Demokrasi di Persimpangan Jalan
Indonesia sering disebut sebagai salah satu negara dengan demokrasi terbesar di dunia. Dengan lebih dari 270 juta penduduk, pemilu yang rutin digelar, serta kebebasan berpendapat yang dijamin konstitusi, seharusnya demokrasi tumbuh subur di negeri ini. Namun, dalam kenyataan sehari-hari, rakyat kerap merasakan jurang lebar antara mereka dan para wakil rakyat yang duduk nyaman di kursi parlemen.
Kasus penggerudukan rumah Ahmad Sahroni pada Sabtu, 30 Agustus 2025, menjadi bukti nyata bagaimana akumulasi kekecewaan dapat meledak menjadi amuk massa. Bukan sekadar kerusakan fisik yang terjadi, tetapi juga kerusakan simbolis: runtuhnya kepercayaan rakyat terhadap lembaga legislatif.

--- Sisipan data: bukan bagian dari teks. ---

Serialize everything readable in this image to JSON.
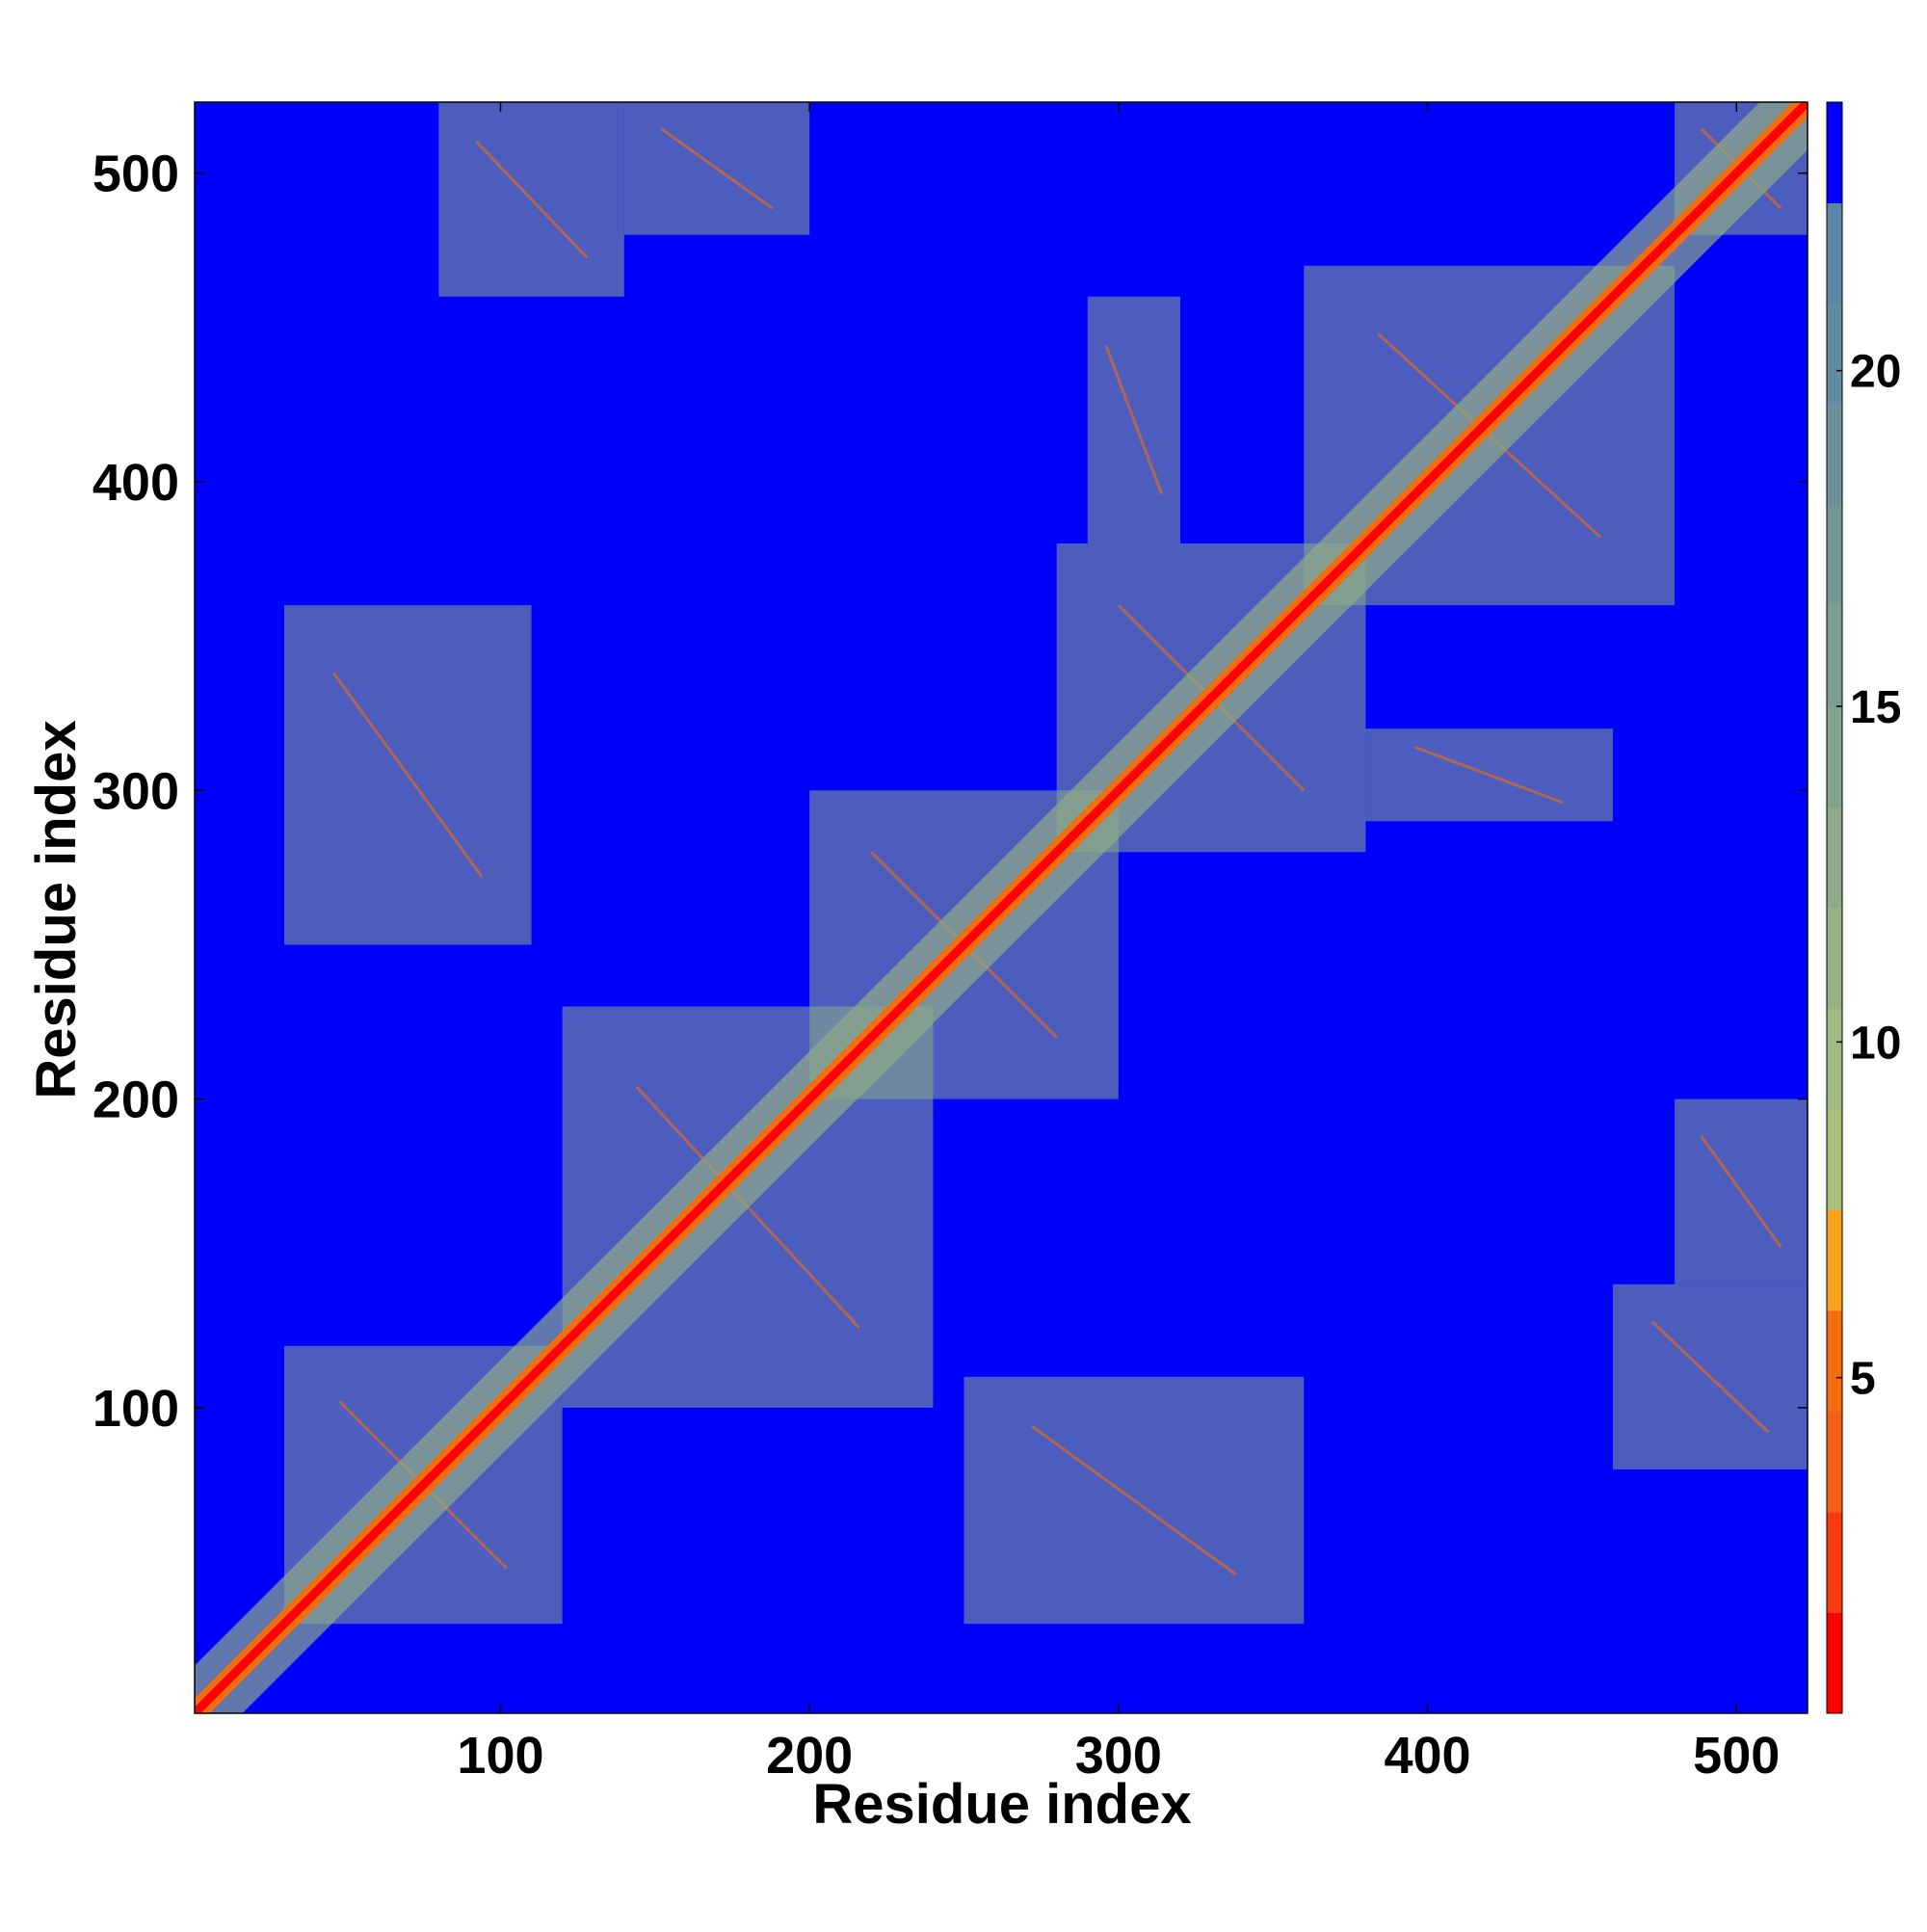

Kronologi Penggerudukan Rumah Ahmad Sahroni
Peristiwa ini berawal dari memanasnya aksi-aksi protes nasional pasca tragedi kematian Affan Kurniawan, seorang driver ojol yang menjadi korban bentrokan dengan aparat saat demonstrasi menuntut pembubaran DPR. Ucapan Ahmad Sahroni yang menyebut para demonstran memiliki "mental tolol sedunia" menyulut api kemarahan.
Sabtu sore, ratusan warga mendatangi rumah pribadinya di Jalan Swasembada Timur XXII, Tanjung Priok, Jakarta Utara. Mereka datang dengan motor, berjalan kaki, sambil berteriak memanggil nama Sahroni. Polisi dan TNI sudah berjaga, tetapi jumlah massa yang kian bertambah membuat situasi tak terkendali.
Benteng pagar rumah akhirnya dijebol. Massa melempari kaca dengan batu, memecahkan jendela, dan masuk ke halaman rumah. Mobil mewah Lexus RX 450h+ senilai miliaran rupiah rusak parah. Patung Iron Man koleksi Sahroni raib dijarah bersama barang-barang pribadi lainnya: kulkas, kursi, helm motor, hingga lukisan. Rumah porak poranda, sementara aparat terlihat kewalahan.
Massa berteriak: "Mana Sahroninya? Keluar! Keluar!" Namun, Sahroni tidak berada di lokasi
Dampak Politik: Sahroni Tersingkir dari Jabatan
Pasca insiden itu, Partai NasDem segera melakukan rotasi jabatan. Ahmad Sahroni dicopot dari posisi Wakil Ketua Komisi III DPR dan dipindahkan ke Komisi I. Fraksi menyebut ini sebagai "penyesuaian normal," namun publik melihatnya sebagai konsekuensi politik dari ucapannya yang dianggap menghina rakyat.